W rundzie finałowej Wisła będzie spłacać dług

fot. Bartek Ziółkowski

Bez siedmiu zawodników zagra w Lany Poniedziałek drużyna Macieja Stolarczyka. Krakowianie podejmą walczącą o utrzymanie Wisłę Płock.

Z występu wykluczeni są Jakub Bartosz, Jakub Błaszczykowski, Michał Buchalik, Lukaz Klemenz, Maciej Sadlok (kontuzja i nadmiar kartek), Marcin Wasilewski i Kamil Wojtkowski.

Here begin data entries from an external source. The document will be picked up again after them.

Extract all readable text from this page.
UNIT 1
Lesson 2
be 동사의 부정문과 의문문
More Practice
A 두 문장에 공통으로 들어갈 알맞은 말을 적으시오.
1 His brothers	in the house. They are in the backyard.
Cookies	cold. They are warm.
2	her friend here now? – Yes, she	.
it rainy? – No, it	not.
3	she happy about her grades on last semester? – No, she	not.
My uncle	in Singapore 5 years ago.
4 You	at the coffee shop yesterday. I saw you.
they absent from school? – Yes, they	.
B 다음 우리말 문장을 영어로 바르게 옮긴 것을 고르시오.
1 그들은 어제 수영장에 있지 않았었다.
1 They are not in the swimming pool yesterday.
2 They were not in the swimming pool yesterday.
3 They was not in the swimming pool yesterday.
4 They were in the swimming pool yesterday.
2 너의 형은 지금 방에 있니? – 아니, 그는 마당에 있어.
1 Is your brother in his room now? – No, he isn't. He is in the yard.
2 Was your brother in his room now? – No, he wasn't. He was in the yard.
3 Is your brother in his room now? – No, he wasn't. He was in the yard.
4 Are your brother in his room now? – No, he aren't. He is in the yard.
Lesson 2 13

Niektórzy mają szansę powrotu na boisko przed końcem sezonu, ale w żadnym przypadku nie ma jeszcze konkretnych terminów.

– To jest czas dla zawodników, którzy do tej pory nie mieli okazji się zaprezentować. Jestem zwolennikiem takiej liczby spotkań w ekstraklasie, bo uważałem jeszcze przed sezonem, że dzięki temu szansę dostaną ci, którym brakuje doświadczenia. Mamy wąską kadrę i musi przyjść moment, by ci chłopcy wybiegli na boisko – mówi trener Maciej Stolarczyk.

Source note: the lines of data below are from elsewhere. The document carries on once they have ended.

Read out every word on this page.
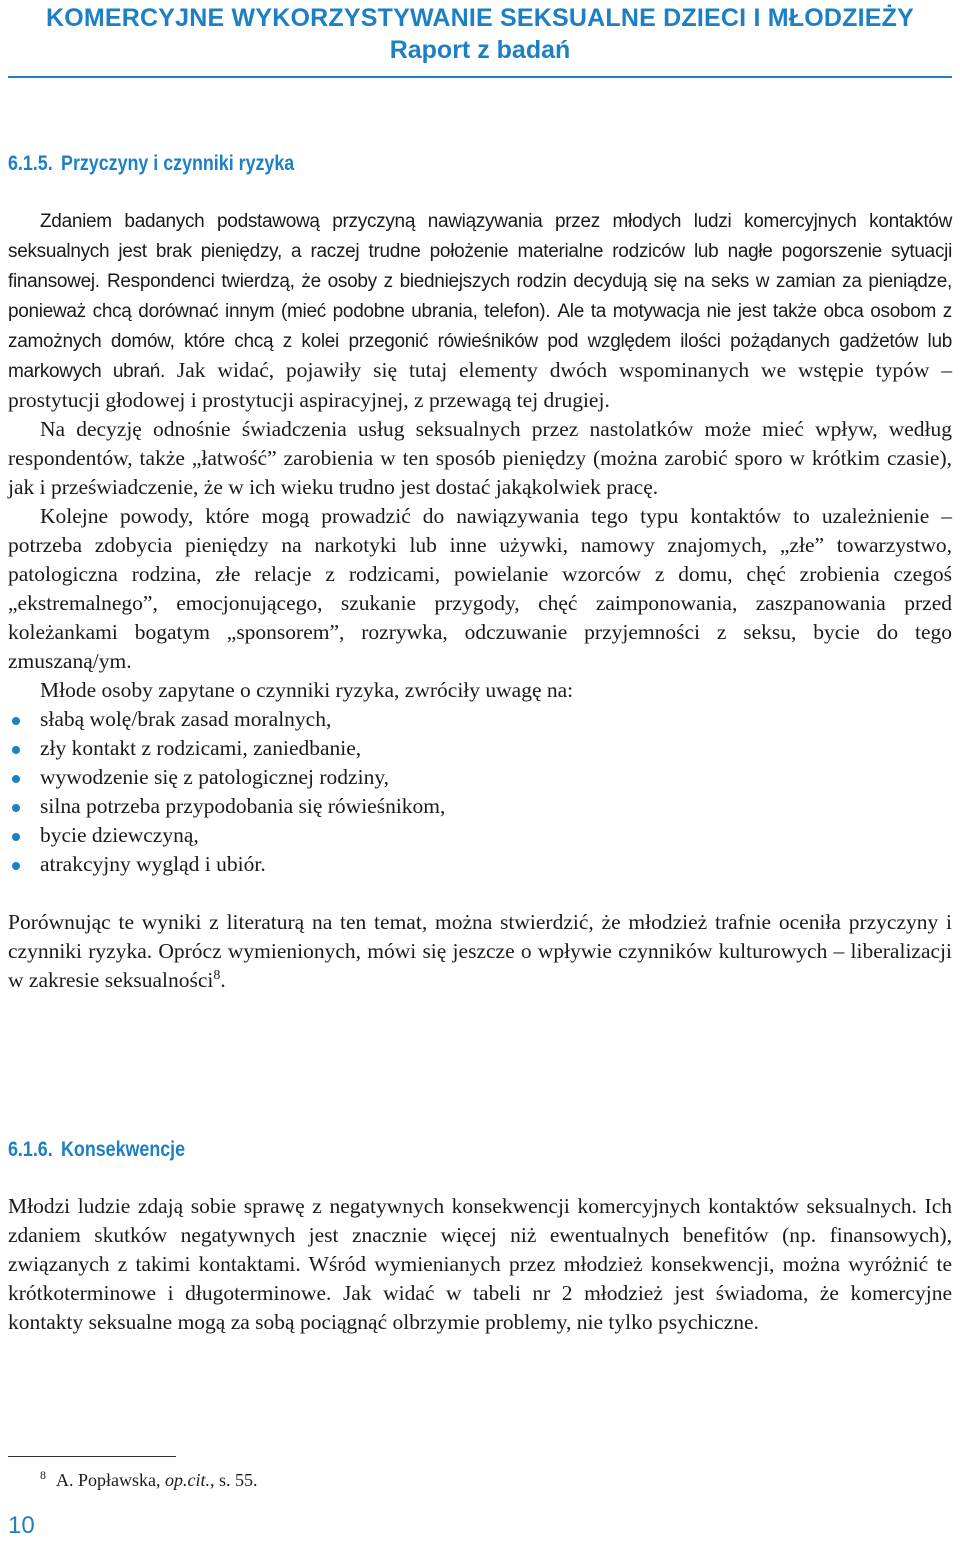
KOMERCYJNE WYKORZYSTYWANIE SEKSUALNE DZIECI I MŁODZIEŻY
Raport z badań
6.1.5. Przyczyny i czynniki ryzyka

Zdaniem badanych podstawową przyczyną nawiązywania przez młodych ludzi komercyjnych kontaktów seksualnych jest brak pieniędzy, a raczej trudne położenie materialne rodziców lub nagłe pogorszenie sytuacji finansowej. Respondenci twierdzą, że osoby z biedniejszych rodzin decydują się na seks w zamian za pieniądze, ponieważ chcą dorównać innym (mieć podobne ubrania, telefon). Ale ta motywacja nie jest także obca osobom z zamożnych domów, które chcą z kolei przegonić rówieśników pod względem ilości pożądanych gadżetów lub markowych ubrań. Jak widać, pojawiły się tutaj elementy dwóch wspominanych we wstępie typów – prostytucji głodowej i prostytucji aspiracyjnej, z przewagą tej drugiej.

Na decyzję odnośnie świadczenia usług seksualnych przez nastolatków może mieć wpływ, według respondentów, także „łatwość” zarobienia w ten sposób pieniędzy (można zarobić sporo w krótkim czasie), jak i przeświadczenie, że w ich wieku trudno jest dostać jakąkolwiek pracę.

Kolejne powody, które mogą prowadzić do nawiązywania tego typu kontaktów to uzależnienie – potrzeba zdobycia pieniędzy na narkotyki lub inne używki, namowy znajomych, „złe” towarzystwo, patologiczna rodzina, złe relacje z rodzicami, powielanie wzorców z domu, chęć zrobienia czegoś „ekstremalnego”, emocjonującego, szukanie przygody, chęć zaimponowania, zaszpanowania przed koleżankami bogatym „sponsorem”, rozrywka, odczuwanie przyjemności z seksu, bycie do tego zmuszaną/ym.

Młode osoby zapytane o czynniki ryzyka, zwróciły uwagę na:

słabą wolę/brak zasad moralnych,
zły kontakt z rodzicami, zaniedbanie,
wywodzenie się z patologicznej rodziny,
silna potrzeba przypodobania się rówieśnikom,
bycie dziewczyną,
atrakcyjny wygląd i ubiór.

Porównując te wyniki z literaturą na ten temat, można stwierdzić, że młodzież trafnie oceniła przyczyny i czynniki ryzyka. Oprócz wymienionych, mówi się jeszcze o wpływie czynników kulturowych – liberalizacji w zakresie seksualności$^8$.

6.1.6. Konsekwencje

Młodzi ludzie zdają sobie sprawę z negatywnych konsekwencji komercyjnych kontaktów seksualnych. Ich zdaniem skutków negatywnych jest znacznie więcej niż ewentualnych benefitów (np. finansowych), związanych z takimi kontaktami. Wśród wymienianych przez młodzież konsekwencji, można wyróżnić te krótkoterminowe i długoterminowe. Jak widać w tabeli nr 2 młodzież jest świadoma, że komercyjne kontakty seksualne mogą za sobą pociągnąć olbrzymie problemy, nie tylko psychiczne.

$^8$ A. Popławska, op.cit., s. 55.
10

Wisła największe problemy ma w obronie, więc zapowiada się debiut 17-letniego stopera Dawida Szota, który powinien zagrać u boku Łukasza Burligi.

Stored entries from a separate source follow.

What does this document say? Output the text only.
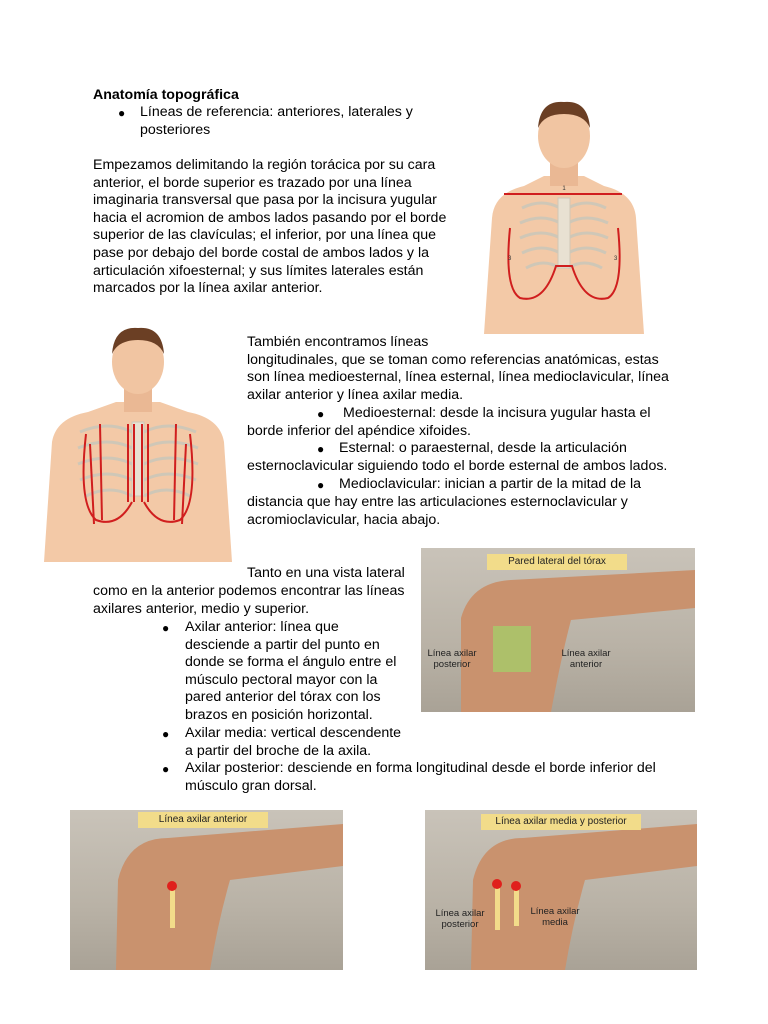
Anatomía topográfica
● Líneas de referencia: anteriores, laterales y
posteriores
Empezamos delimitando la región torácica por su cara
anterior, el borde superior es trazado por una línea
imaginaria transversal que pasa por la incisura yugular
hacia el acromion de ambos lados pasando por el borde
superior de las clavículas; el inferior, por una línea que
pase por debajo del borde costal de ambos lados y la
articulación xifoesternal; y sus límites laterales están
marcados por la línea axilar anterior.
1
3	3
También encontramos líneas
longitudinales, que se toman como referencias anatómicas, estas
son línea medioesternal, línea esternal, línea medioclavicular, línea
axilar anterior y línea axilar media.
● Medioesternal: desde la incisura yugular hasta el
borde inferior del apéndice xifoides.
● Esternal: o paraesternal, desde la articulación
esternoclavicular siguiendo todo el borde esternal de ambos lados.
● Medioclavicular: inician a partir de la mitad de la
distancia que hay entre las articulaciones esternoclavicular y
acromioclavicular, hacia abajo.
Tanto en una vista lateral
como en la anterior podemos encontrar las líneas
axilares anterior, medio y superior.
Pared lateral del tórax
Línea axilar
posterior
Línea axilar
anterior
● Axilar anterior: línea que
desciende a partir del punto en
donde se forma el ángulo entre el
músculo pectoral mayor con la
pared anterior del tórax con los
brazos en posición horizontal.
● Axilar media: vertical descendente
a partir del broche de la axila.
● Axilar posterior: desciende en forma longitudinal desde el borde inferior del
músculo gran dorsal.
Línea axilar anterior	Línea axilar media y posterior
Línea axilar
posterior
Línea axilar
media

– Dobrze się prezentuje, ma spore możliwości. Tylko takie momenty mogą mu dać doświadczenie, które w przyszłości zaprocentuje – podkreśla szkoleniowiec.

Dla siebie i kibiców

Wiśle niewiele zabrakło, by wystąpić w grupie mistrzowskiej. Teraz zadaniem jest obrona dziewiątej pozycji. Przy Reymonta nie zamierzają odpuszczać.

– Mamy dług wdzięczności wobec kibiców, którym chcemy odpłacić to, że w takiej liczbie zawsze stawiali się na meczach. Każdy gra też dla siebie, buduje swoją markę – kończy Stolarczyk.

Spotkanie Wisły Kraków z Wisłą Płock w poniedziałek o godzinie 15.30.